As I stood in my eerily quiet kitchen, filling my water glass, I listened to the voices. Their guttural taunting and devious intentions pushing out their depravities, while grabbing the inner core and far reaches of my mind, screeching their foul demeanor… hollering, “Just do it!”

Then I heard a soft melodic lull, a different voice, the voice of a siren, from upstairs.

“Mommy?”

I jumped at the sound of a real voice. My child had woken up from a nightmare and was calling for me. I walked around the corner to see her sleepy face and arms stretched toward me. I walked up to her and held her tight. She gripped onto me like she was a newborn baby. I picked her up and carried her into my room and laid her down in my bed. As I turned to walk out the door she asked, “Will you come back and lay with me?”

I had a plan, but my plan changed.
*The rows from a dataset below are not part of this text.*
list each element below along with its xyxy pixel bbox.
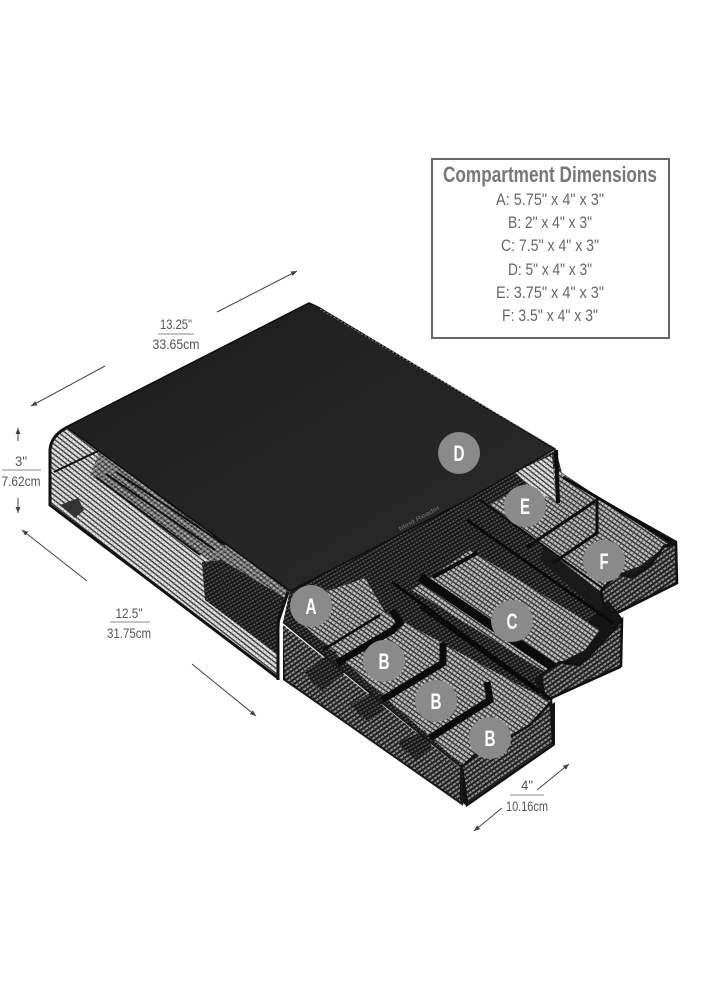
marker B 3: B bbox=[484, 726, 496, 751]
dimension: drawer width 4: 4" bbox=[521, 777, 533, 793]
brand mark: Mind Reader bbox=[398, 505, 441, 533]
dimension list: A: 5.75" x 4" x 3" bbox=[496, 190, 604, 209]
marker A bbox=[290, 585, 332, 627]
dimension: depth 12.5: 12.5" bbox=[116, 605, 143, 621]
dimension list: C: 7.5" x 4" x 3" bbox=[501, 236, 599, 255]
panel: compartment dimensions bbox=[432, 159, 669, 338]
middle drawer: C bbox=[412, 520, 622, 702]
marker B 3 bbox=[469, 717, 511, 759]
bottom drawer: A and B bbox=[283, 578, 555, 806]
dimension list bbox=[496, 190, 604, 325]
marker E bbox=[504, 485, 546, 527]
dimension list: D: 5" x 4" x 3" bbox=[508, 260, 592, 279]
dimension: height 3: 7.62cm bbox=[2, 473, 40, 489]
dimension list: B: 2" x 4" x 3" bbox=[508, 213, 592, 232]
drawer underlay bbox=[283, 450, 622, 768]
dimension: width 13.25: 33.65cm bbox=[152, 336, 200, 352]
marker C: C bbox=[506, 609, 518, 634]
dimension list: E: 3.75" x 4" x 3" bbox=[496, 283, 604, 302]
marker B 1 bbox=[363, 640, 405, 682]
top drawer: E and F bbox=[480, 450, 678, 620]
marker D: D bbox=[454, 441, 464, 466]
marker C bbox=[491, 600, 533, 642]
dimension: depth 12.5: 31.75cm bbox=[107, 625, 151, 641]
dimension: depth 12.5 bbox=[22, 530, 256, 716]
marker D bbox=[438, 432, 480, 474]
marker F bbox=[583, 540, 625, 582]
marker E: E bbox=[520, 494, 530, 519]
dimension list: F: 3.5" x 4" x 3" bbox=[502, 306, 598, 325]
dimension: width 13.25: 13.25" bbox=[160, 316, 192, 332]
marker A: A bbox=[306, 594, 317, 619]
dimension: height 3: 3" bbox=[15, 453, 27, 469]
marker F: F bbox=[600, 549, 608, 574]
dimension: drawer width 4 bbox=[474, 764, 569, 831]
marker B 1: B bbox=[378, 649, 390, 674]
housing side mesh bbox=[50, 428, 290, 680]
panel heading: Compartment Dimensions bbox=[443, 162, 657, 187]
dimension: drawer width 4: 10.16cm bbox=[506, 798, 548, 814]
compartment markers bbox=[290, 432, 625, 759]
product: mesh organizer bbox=[50, 303, 678, 806]
dimension: width 13.25 bbox=[31, 271, 297, 406]
top plate bbox=[66, 303, 555, 591]
dimension: height 3 bbox=[2, 428, 41, 513]
marker B 2: B bbox=[430, 689, 442, 714]
marker B 2 bbox=[415, 680, 457, 722]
Call it divine intervention, or just good timing. With one word, my daughter saved me from the voices that night. They are back to a whisper now, and will help hopefully I can keep them there. I keep the voices at bay, but they are always present, attempting to whisk me into an eternal slumber, where pain and misery are hushed. My children silence them. They remind me why I am important, and moreover, why I am needed in this life. Life is precious, and what we do with it, or how we live in it, is a choice even when it feels that you have no choice.